Sunday, September 07, 2008

BURN BEFORE VIEWING: Your job, should you choose to accept it -- Suck up to this week's platter of the bloated and obvious from Hollywood


The OBJECTIVE, Leonardo DiCaprio told the LA Times stenographer: "To make a highly intelligent film with today's politics." DD thought a more modest objective could be to keep Ridley Scott away from the studio's lavish party spreads.

Sometimes it's difficult to feel sorry for the plight of newspapers. Losing circulation to the Internet, they've been unfairly shelled into giving away their work for free to a demographic in cyberspace least likely to pay for anything.

And then one reads the Sunday features section, one in which a bunch of staffers are sent to unblinkingly copy down whatever trash is spoonfed them by Hollywood swells no matter how obvious and intelligence-insulting.

At a time when the heaping of ridicule upon the scripted and empty-headed bragging of Hollywood celebrities might be seen as a slight civic service, the Los Angeles Times -- so frightened that it might lose readers by being supercilious -- often seems to go in the opposite direction.

Moving along, DD wrote about the Hollywood fantasy of striking pay dirt with movies about the war on terror a couple months ago.

The formula's beyond moldy: Option a book that wasn't quite a bestseller, one by some pundit or first-string reporter from the country's top five newspapers. Hire a couple stars for marquee value, make the same movie fifty or sixty times, and don't forget to line up the newspaper features reporters and magazine writers to say how good it will be before the critics check in and spoil it all after theatrical release.

There were two gobblers rolled out for your scorn in today's newspaper: Ridley Scott's "Body of Lies" and D. J. Caruso's "Eagle Eye."

To read Scott's comments in the Times was to laugh. A normal person, instead of obediently writing everything down, might have been moved to say: "C'mon, today you're just another famous blowhard. You need a sound thrashing for trying to pass off this rubbish as something fresh."

"My gut tells me [this is] a commercial movie," Scott told the Times.

"The film ... offers plenty of other visceral stimulations as well," writes the Times. "[Tautly] paced shootouts, car chases and lushly photographed explosions ... Big ideas, too."

"[Leonardo DiCaprio] says he checked his political agenda at the door ... But researching his character with a former head of the CIA (whom the actor declined to name) and coming to understand something of how agency operations are run in the Middle East gave him a new perspective on the peace process."

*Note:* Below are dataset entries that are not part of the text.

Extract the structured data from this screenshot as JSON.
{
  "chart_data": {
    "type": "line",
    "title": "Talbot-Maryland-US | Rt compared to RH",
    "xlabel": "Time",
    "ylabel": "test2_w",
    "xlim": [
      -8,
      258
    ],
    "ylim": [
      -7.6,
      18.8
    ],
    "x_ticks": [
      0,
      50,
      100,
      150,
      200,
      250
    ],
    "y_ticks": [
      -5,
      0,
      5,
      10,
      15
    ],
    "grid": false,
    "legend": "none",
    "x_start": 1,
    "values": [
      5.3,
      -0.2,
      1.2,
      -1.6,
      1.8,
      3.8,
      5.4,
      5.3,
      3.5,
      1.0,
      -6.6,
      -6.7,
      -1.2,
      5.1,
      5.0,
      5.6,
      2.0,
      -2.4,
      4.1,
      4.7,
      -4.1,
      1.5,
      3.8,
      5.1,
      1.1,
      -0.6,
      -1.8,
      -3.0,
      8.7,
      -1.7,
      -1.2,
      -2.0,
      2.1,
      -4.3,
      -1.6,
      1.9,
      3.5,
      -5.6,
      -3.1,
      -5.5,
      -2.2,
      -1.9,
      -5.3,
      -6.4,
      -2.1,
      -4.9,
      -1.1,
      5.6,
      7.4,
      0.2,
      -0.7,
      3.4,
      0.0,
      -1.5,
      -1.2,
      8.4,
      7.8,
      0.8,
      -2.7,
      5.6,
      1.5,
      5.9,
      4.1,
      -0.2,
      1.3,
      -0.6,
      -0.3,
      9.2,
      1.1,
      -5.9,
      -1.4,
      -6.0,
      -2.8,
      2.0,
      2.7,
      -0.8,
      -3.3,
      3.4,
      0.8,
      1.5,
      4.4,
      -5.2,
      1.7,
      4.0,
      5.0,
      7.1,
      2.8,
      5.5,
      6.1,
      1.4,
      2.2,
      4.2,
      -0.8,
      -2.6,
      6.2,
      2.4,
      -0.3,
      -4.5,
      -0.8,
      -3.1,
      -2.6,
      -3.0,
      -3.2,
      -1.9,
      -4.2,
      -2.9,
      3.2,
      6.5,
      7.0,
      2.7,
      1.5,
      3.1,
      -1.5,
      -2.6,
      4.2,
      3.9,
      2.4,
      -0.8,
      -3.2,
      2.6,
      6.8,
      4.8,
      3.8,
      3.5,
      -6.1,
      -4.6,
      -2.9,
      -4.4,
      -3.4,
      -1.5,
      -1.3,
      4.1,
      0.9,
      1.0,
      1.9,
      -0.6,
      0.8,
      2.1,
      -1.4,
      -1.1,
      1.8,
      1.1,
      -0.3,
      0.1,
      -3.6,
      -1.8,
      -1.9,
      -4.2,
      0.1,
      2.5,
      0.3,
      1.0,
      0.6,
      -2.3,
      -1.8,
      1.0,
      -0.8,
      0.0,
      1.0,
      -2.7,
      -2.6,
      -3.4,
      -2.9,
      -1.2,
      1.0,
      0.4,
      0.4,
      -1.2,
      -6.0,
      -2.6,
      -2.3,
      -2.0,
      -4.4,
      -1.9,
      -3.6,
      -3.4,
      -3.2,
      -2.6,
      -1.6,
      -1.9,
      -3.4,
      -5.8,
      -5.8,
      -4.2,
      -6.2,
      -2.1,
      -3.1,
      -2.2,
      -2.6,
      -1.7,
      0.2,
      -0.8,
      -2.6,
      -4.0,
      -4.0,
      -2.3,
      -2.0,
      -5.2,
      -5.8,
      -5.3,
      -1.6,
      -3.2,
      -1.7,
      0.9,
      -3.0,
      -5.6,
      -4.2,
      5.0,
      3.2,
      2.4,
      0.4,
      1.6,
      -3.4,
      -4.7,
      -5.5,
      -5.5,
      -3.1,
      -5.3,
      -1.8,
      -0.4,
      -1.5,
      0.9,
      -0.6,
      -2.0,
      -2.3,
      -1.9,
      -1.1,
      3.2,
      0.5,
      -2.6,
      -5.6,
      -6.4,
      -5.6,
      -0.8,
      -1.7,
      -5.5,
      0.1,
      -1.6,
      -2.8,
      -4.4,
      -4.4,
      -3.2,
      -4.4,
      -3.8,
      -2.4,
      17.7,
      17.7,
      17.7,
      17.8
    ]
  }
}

DiCaprio, adds the Times, really was tortured during the making of the movie. In the sidebar, "Acting can be a torturous process," readers are told one eye-rolling whopper after another: "For an excruciating sequence in 'Body of Lies' in which his cover operative is tortured by terrorists, [DiCaprio] had to psyche himself up for months prior to shooting. But even with all his mental preparation, the experience of shooting in an old prison in Rabat, Morocco, left him sickened and spent ... [The] combination of the intense physical mental stress of the scene, coupled with ... dust particles lodging in his lungs, left DiCaprio worse for wear."

No word on torturing audiences, after at least fifty movies and television dramas, all including the same thing.

Ridley Scott tells the Times he needs to make movies that are "about something." Perish forbid they be about nothing.

It is intended that "Body of Lies" "voice certain hard truths about the United States -- even if that means ruffling some feathers ..."

How fiery and forward!

The other piece of hagiography was furnished by Geoff Boucher, who usually writes about comic books or that Metallica's new album will be really great.

"Early in the upcoming tech-thriller 'Eagle Eye,' a suspected terrorist is in the back seat of an SUV bouncing along a rugged road in Afghanistan as a US spy drone follows it from the sky overhead," writes Boucher.

Haven't seen that before, have ya?

"Even with this eye-popping technology, the world is still complicated," it is said.

Starring Shia LaBeouf, the producer tells the reporter, who fails to let on whether he laughed or not, that "the film is very much of the moment with its web of political intrigue and sleek high-tech sensibility."

D. J. Caruso adds: "What I didn't want to happen is that it get so big with the hardware and action and the stunts that the people get lost, that it turned into something like a video game."

Presumably, this is why the man hired Shia LaBeouf, an actor who is most well known for starring in movies that are video games.

"Eagle Eye producers Roberto Orci and Alex Kurtzman -- who were part of the writing team on 'Transformers' -- said that they found inspiration in the news coverage of the war on terrorism and that exploring the topics left them a little bit rattled," informs Boucher.

Rattled, they tell ya. They were rattled by news of the war on terror while making a big movie!

Ah, asses are made to bear and so is anyone who has to listen to this stuff sans the option of leaving the room or hanging up the phone.

Sucking up to the swells at the Times. And here.